This past week, our local newspaper reported on another person who died from an overdose of methadone. This comes on the heels of an op-ed article by a prominent physician extolling methadone’s virtues and implying that it is the only effective treatment for opiate dependence.
Americans are conditioned to discount conspiracy theories. In fact, it’s not uncommon to label those who espouse them as paranoid or mentally ill, stigmatizing them so as to discourage anyone else who’s suspicious from speaking out. It is why we believed that the tobacco industry wouldn’t intentionally take steps to get people addicted to their products—until we found out they did. It is why the pharmaceutical industry advertises prescription drugs without telling us what they’re meant to treat, and we believe they’re doing it in our best interest. After all, their intent is to find cures, not customers, right? And of course the medical profession would never intentionally mislead us on anything. The exponential increase in the cost of healthcare is just an anomaly.
The addiction treatment world is not immune to questionable tactics. Whenever a new drug epidemic emerges, or an old one re-emerges, we trip over ourselves to convince people that our particular approach offers the answer. I am reminded of the crack cocaine epidemic wherein programs that previously would bar the door to a cocaine addict scrambled to advertise themselves as cocaine treatment programs. Of course, the fact that around the same time prepaid medical assistance became available to the poor had nothing to do with it. “Follow the money,” despite the fact that it can be an overused term, should never be ignored.
It is generally accepted that the current rise in use of prescription narcotics, and by extension heroin, is driven largely by the medical and pharmaceutical industries. And the medical and pharmaceutical industries have a solution: easier access to methadone and buprenorphine. Originally promoted as “medication-assisted treatment,” wherein narcotic agonists are used in conjunction with traditional treatment, methadone and buprenorphine (Suboxone) are now touted by some as the only effective treatment for narcotic addiction. We shouldn’t ignore the motives behind this.
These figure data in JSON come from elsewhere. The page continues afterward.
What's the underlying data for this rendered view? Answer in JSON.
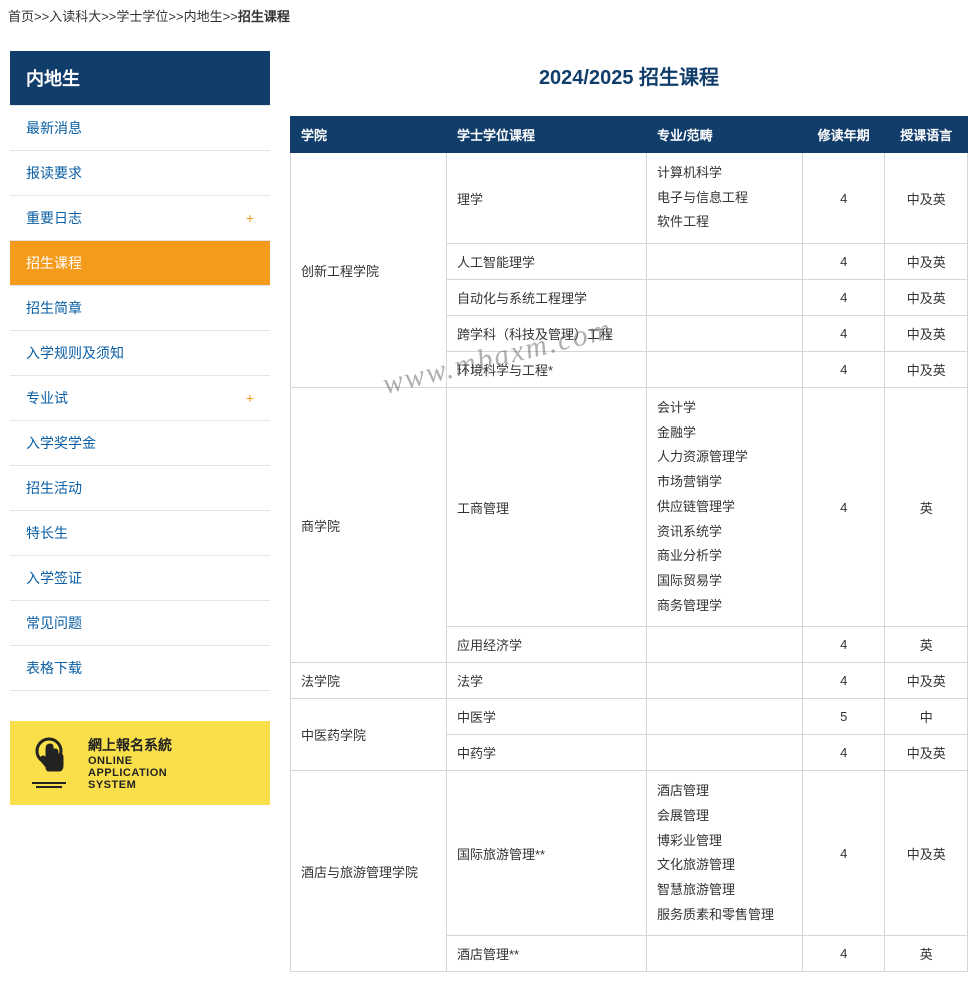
{
  "breadcrumb": {
    "sep": ">>",
    "items": [
      "首页",
      "入读科大",
      "学士学位",
      "内地生"
    ],
    "current": "招生课程"
  },
  "sidebar": {
    "title": "内地生",
    "items": [
      {
        "label": "最新消息",
        "expandable": false,
        "active": false
      },
      {
        "label": "报读要求",
        "expandable": false,
        "active": false
      },
      {
        "label": "重要日志",
        "expandable": true,
        "active": false
      },
      {
        "label": "招生课程",
        "expandable": false,
        "active": true
      },
      {
        "label": "招生简章",
        "expandable": false,
        "active": false
      },
      {
        "label": "入学规则及须知",
        "expandable": false,
        "active": false
      },
      {
        "label": "专业试",
        "expandable": true,
        "active": false
      },
      {
        "label": "入学奖学金",
        "expandable": false,
        "active": false
      },
      {
        "label": "招生活动",
        "expandable": false,
        "active": false
      },
      {
        "label": "特长生",
        "expandable": false,
        "active": false
      },
      {
        "label": "入学签证",
        "expandable": false,
        "active": false
      },
      {
        "label": "常见问题",
        "expandable": false,
        "active": false
      },
      {
        "label": "表格下载",
        "expandable": false,
        "active": false
      }
    ]
  },
  "banner": {
    "line1_zh": "網上報名系統",
    "line2_en1": "ONLINE",
    "line2_en2": "APPLICATION",
    "line2_en3": "SYSTEM",
    "bg_color": "#f9e04a"
  },
  "page_title": "2024/2025 招生课程",
  "watermark": "www.mbaxm.com",
  "table": {
    "columns": [
      "学院",
      "学士学位课程",
      "专业/范畴",
      "修读年期",
      "授课语言"
    ],
    "col_align": [
      "left",
      "left",
      "left",
      "center",
      "center"
    ],
    "header_bg": "#113d6b",
    "header_color": "#ffffff",
    "border_color": "#cfd6dc",
    "rows": [
      {
        "faculty": "创新工程学院",
        "faculty_rowspan": 5,
        "program": "理学",
        "majors": [
          "计算机科学",
          "电子与信息工程",
          "软件工程"
        ],
        "years": "4",
        "language": "中及英"
      },
      {
        "program": "人工智能理学",
        "majors": [],
        "years": "4",
        "language": "中及英"
      },
      {
        "program": "自动化与系统工程理学",
        "majors": [],
        "years": "4",
        "language": "中及英"
      },
      {
        "program": "跨学科（科技及管理）工程",
        "majors": [],
        "years": "4",
        "language": "中及英"
      },
      {
        "program": "环境科学与工程*",
        "majors": [],
        "years": "4",
        "language": "中及英"
      },
      {
        "faculty": "商学院",
        "faculty_rowspan": 2,
        "program": "工商管理",
        "majors": [
          "会计学",
          "金融学",
          "人力资源管理学",
          "市场营销学",
          "供应链管理学",
          "资讯系统学",
          "商业分析学",
          "国际贸易学",
          "商务管理学"
        ],
        "years": "4",
        "language": "英"
      },
      {
        "program": "应用经济学",
        "majors": [],
        "years": "4",
        "language": "英"
      },
      {
        "faculty": "法学院",
        "faculty_rowspan": 1,
        "program": "法学",
        "majors": [],
        "years": "4",
        "language": "中及英"
      },
      {
        "faculty": "中医药学院",
        "faculty_rowspan": 2,
        "program": "中医学",
        "majors": [],
        "years": "5",
        "language": "中"
      },
      {
        "program": "中药学",
        "majors": [],
        "years": "4",
        "language": "中及英"
      },
      {
        "faculty": "酒店与旅游管理学院",
        "faculty_rowspan": 2,
        "program": "国际旅游管理**",
        "majors": [
          "酒店管理",
          "会展管理",
          "博彩业管理",
          "文化旅游管理",
          "智慧旅游管理",
          "服务质素和零售管理"
        ],
        "years": "4",
        "language": "中及英"
      },
      {
        "program": "酒店管理**",
        "majors": [],
        "years": "4",
        "language": "英"
      }
    ]
  },
  "colors": {
    "primary": "#113d6b",
    "accent": "#f59b1c",
    "link": "#0a5fa5"
  }
}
The recent rise in heroin use is not unprecedented. In fact, it’s remarkably similar, as is the response, to an increase in use that came about as a result of young men returning from Vietnam in the late 1960s and early 1970s with heroin addiction. It was largely responsible for President Nixon declaring the “War on Drugs.” Methadone, a narcotic as addictive as heroin, was sold as the treatment of choice. However, it must be noted that traditional treatment at that time had no interest in treating heroin addicts, focusing instead on alcoholics (particularly those with insurance coverage).
Methadone advocates pulled out study after study to support their contention that the medication constituted the only effective treatment for heroin addiction. Then, as now, those who treated addicts in abstinence-based programs were largely excluded from the debate, as were studies from such noted addiction researchers as George DeLeon and Harry Wexler, both with the National Drug Research Institute.
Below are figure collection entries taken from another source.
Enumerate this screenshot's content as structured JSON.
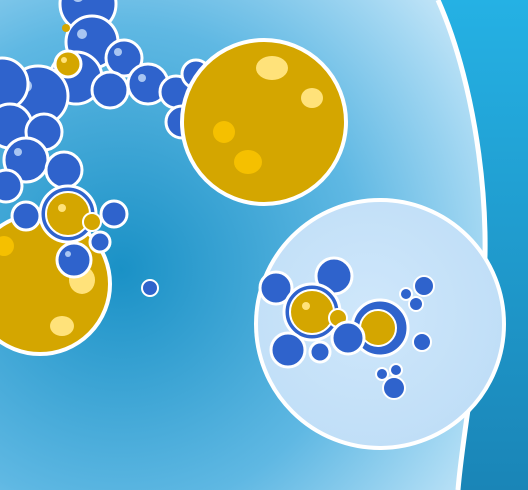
{
  "game": {
    "palette": {
      "water_top": "#25b1e4",
      "water_bottom": "#1a85b7",
      "arena_light": "#cfe9fa",
      "arena_mid": "#8fcdee",
      "blue_cell": "#2f63cc",
      "blue_cell_highlight": "#a9c6f2",
      "gold_cell": "#d4a600",
      "gold_cell_highlight": "#ffe27a",
      "outline": "#ffffff"
    }
  }
}
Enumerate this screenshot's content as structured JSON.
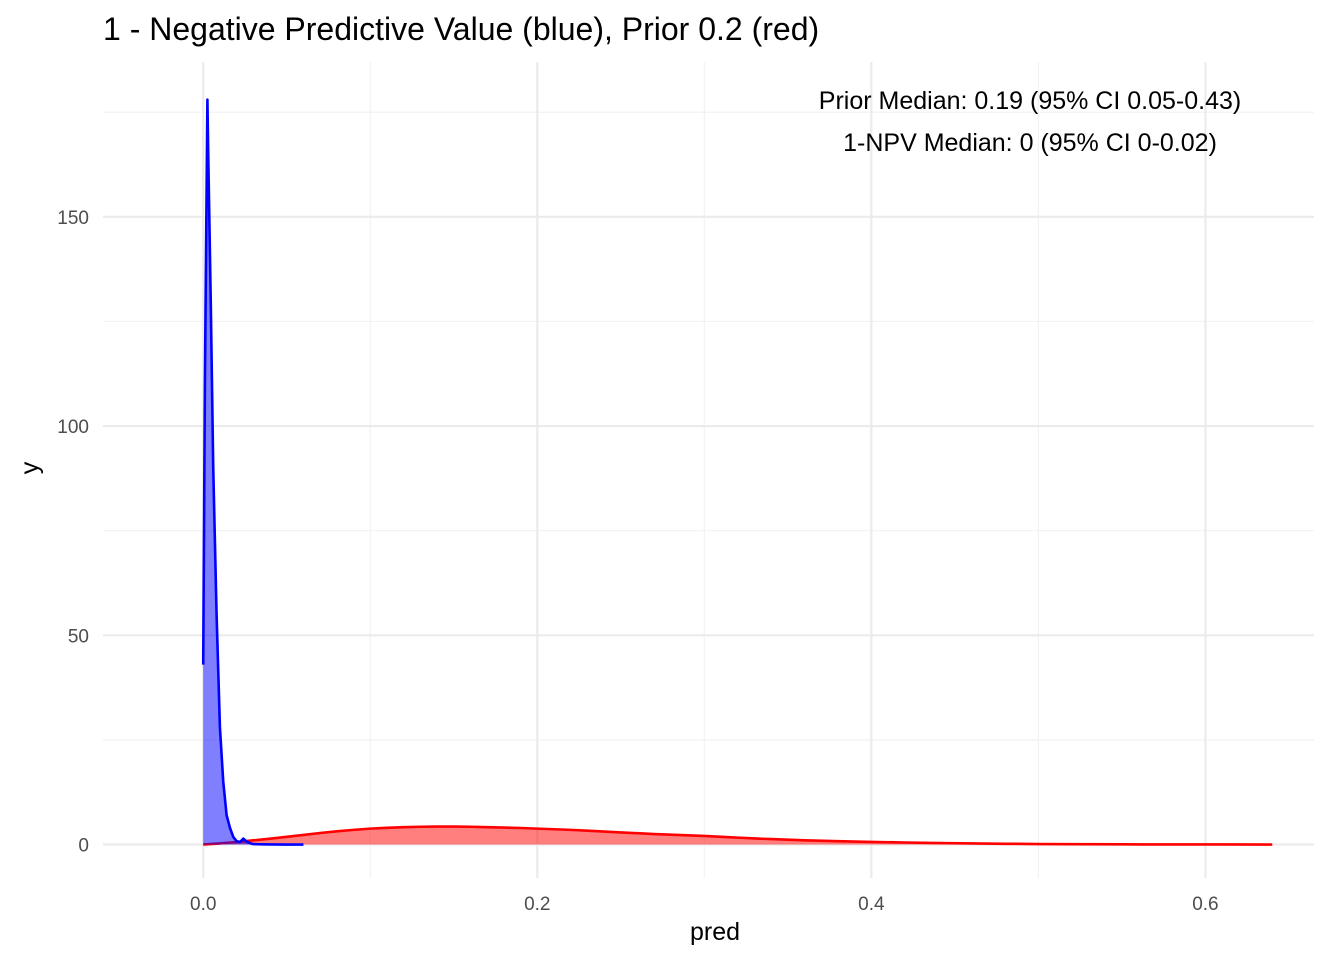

And addicts in stable abstinencewho had used methadone in the past were especially muted in the effectiveness discussion, under the guise of preserving anonymity and confidentiality—despite the fact that they were begging to weigh in. Yet then, as now, the proponents had no problem with exploiting the anonymity of patients who were currently on the drug.
Experience was, and is, downplayed in the belief that science is the answer. You’d be hard pressed to find an addict in long-term abstinence-based recovery who would talk about methadone with anything but disdain. Long-term methadone patients fear detox, not just because they’ve been told by proponents that it’s a bad thing, but because withdrawal from methadone is considerably more acute than withdrawal from heroin.
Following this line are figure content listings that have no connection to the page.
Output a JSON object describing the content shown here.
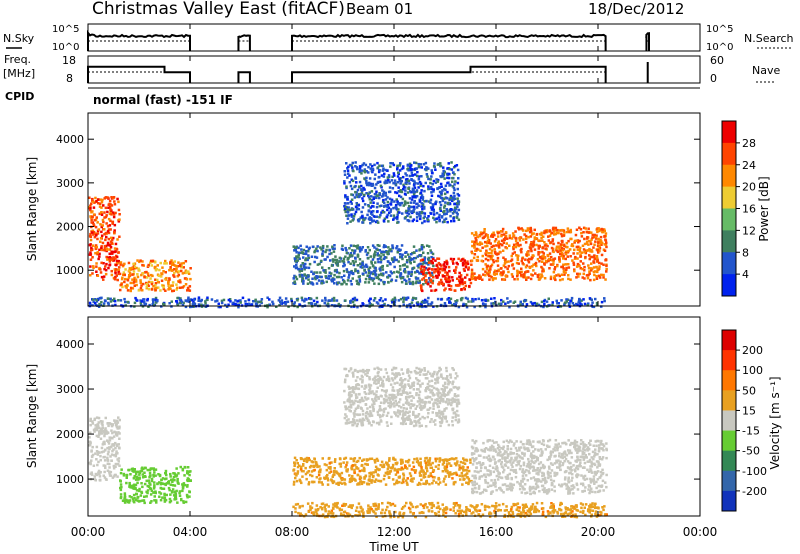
{
  "header": {
    "title": "Christmas Valley East (fitACF)",
    "beam": "Beam 01",
    "date": "18/Dec/2012"
  },
  "nsky_panel": {
    "left_label": "N.Sky",
    "right_label": "N.Search",
    "left_ticks": [
      "10^5",
      "10^0"
    ],
    "right_ticks": [
      "10^5",
      "10^0"
    ]
  },
  "freq_panel": {
    "left_label_line1": "Freq.",
    "left_label_line2": "[MHz]",
    "right_label": "Nave",
    "left_ticks": [
      "18",
      "8"
    ],
    "right_ticks": [
      "60",
      "0"
    ]
  },
  "cpid": {
    "label": "CPID",
    "value": "normal (fast) -151 IF"
  },
  "power_panel": {
    "ylabel": "Slant Range [km]",
    "yticks": [
      "4000",
      "3000",
      "2000",
      "1000"
    ],
    "colorbar_label": "Power [dB]",
    "colorbar_ticks": [
      "28",
      "24",
      "20",
      "16",
      "12",
      "8",
      "4"
    ],
    "colors": [
      "#0022ee",
      "#2255cc",
      "#3f7f5f",
      "#66bb66",
      "#eecc33",
      "#ff8800",
      "#ff4400",
      "#ee0000"
    ]
  },
  "velocity_panel": {
    "ylabel": "Slant Range [km]",
    "yticks": [
      "4000",
      "3000",
      "2000",
      "1000"
    ],
    "colorbar_label": "Velocity [m s⁻¹]",
    "colorbar_ticks": [
      "200",
      "100",
      "50",
      "15",
      "-15",
      "-50",
      "-100",
      "-200"
    ],
    "colors": [
      "#1133bb",
      "#3366aa",
      "#338855",
      "#66cc33",
      "#c8c8c0",
      "#e8a020",
      "#ff7700",
      "#ff3300",
      "#dd0000"
    ]
  },
  "x_axis": {
    "label": "Time UT",
    "ticks": [
      "00:00",
      "04:00",
      "08:00",
      "12:00",
      "16:00",
      "20:00",
      "00:00"
    ]
  },
  "chart_data": {
    "type": "heatmap",
    "title": "Christmas Valley East (fitACF)",
    "xlabel": "Time UT",
    "ylabel": "Slant Range [km]",
    "xlim_hours": [
      0,
      24
    ],
    "ylim_km": [
      180,
      4600
    ],
    "operating_intervals_hours": [
      [
        0,
        4.0
      ],
      [
        5.9,
        6.35
      ],
      [
        8.0,
        20.3
      ],
      [
        21.9,
        22.0
      ]
    ],
    "frequency_mhz": [
      {
        "start": 0,
        "end": 3.0,
        "value": 14
      },
      {
        "start": 3.0,
        "end": 4.0,
        "value": 12
      },
      {
        "start": 5.9,
        "end": 6.35,
        "value": 12
      },
      {
        "start": 8.0,
        "end": 15.0,
        "value": 12
      },
      {
        "start": 15.0,
        "end": 20.3,
        "value": 14
      }
    ],
    "power_regions": [
      {
        "t0": 0.0,
        "t1": 1.2,
        "r0": 800,
        "r1": 2700,
        "power_db": 26
      },
      {
        "t0": 1.2,
        "t1": 4.0,
        "r0": 550,
        "r1": 1250,
        "power_db": 22
      },
      {
        "t0": 8.0,
        "t1": 13.5,
        "r0": 700,
        "r1": 1600,
        "power_db": 8
      },
      {
        "t0": 10.0,
        "t1": 14.5,
        "r0": 2100,
        "r1": 3500,
        "power_db": 6
      },
      {
        "t0": 13.0,
        "t1": 15.0,
        "r0": 550,
        "r1": 1300,
        "power_db": 28
      },
      {
        "t0": 15.0,
        "t1": 20.3,
        "r0": 800,
        "r1": 2000,
        "power_db": 24
      },
      {
        "t0": 0.0,
        "t1": 20.3,
        "r0": 180,
        "r1": 400,
        "power_db": 6
      }
    ],
    "velocity_regions": [
      {
        "t0": 0.0,
        "t1": 1.2,
        "r0": 1000,
        "r1": 2400,
        "velocity": 0
      },
      {
        "t0": 1.2,
        "t1": 4.0,
        "r0": 500,
        "r1": 1300,
        "velocity": 30
      },
      {
        "t0": 8.0,
        "t1": 15.0,
        "r0": 900,
        "r1": 1500,
        "velocity": -40
      },
      {
        "t0": 10.0,
        "t1": 14.5,
        "r0": 2200,
        "r1": 3500,
        "velocity": 0
      },
      {
        "t0": 15.0,
        "t1": 20.3,
        "r0": 700,
        "r1": 1900,
        "velocity": 0
      },
      {
        "t0": 8.0,
        "t1": 20.3,
        "r0": 180,
        "r1": 500,
        "velocity": -40
      }
    ]
  }
}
My experience over the past 41 years has been that many long-term patients, those who have been prescribed the drug for decades with no plan to get off, experience a loss of hope. And treatment, if about nothing else, should be about hope.
Addicts and ex-addicts, some still on methadone, will talk about the ancillary physical effects that are downplayed by the researchers, including loss of focus, arthritis, pallid skin, tooth decay, liver damage, high blood pressure, labored breathing, and reduced energy/motivation. Proponents will point out that none of these are supported by research, yet they continue to be believed by those affected.
Is it a coincidence that when a prescription for something as innocuous as amoxicillin is filled, it is accompanied by a document that cites real and possible side effects, yet no such warning is required for methadone? I also am not aware of any handout that cites methadone as the drug most often listed in narcotic overdose deaths. And the fact that most of those deaths result from methadone that has been diverted to the black market from “legitimate” programs raises more questions.
Interestingly enough, there is another similarity to earlier efforts. In launching the drug war, President Nixon took steps to increase the budget for drug treatment exponentially. Now we are on the cusp of the Affordable Care Act (ACA), wherein multitudes of addicts who were previously uninsured will have access to healthcare.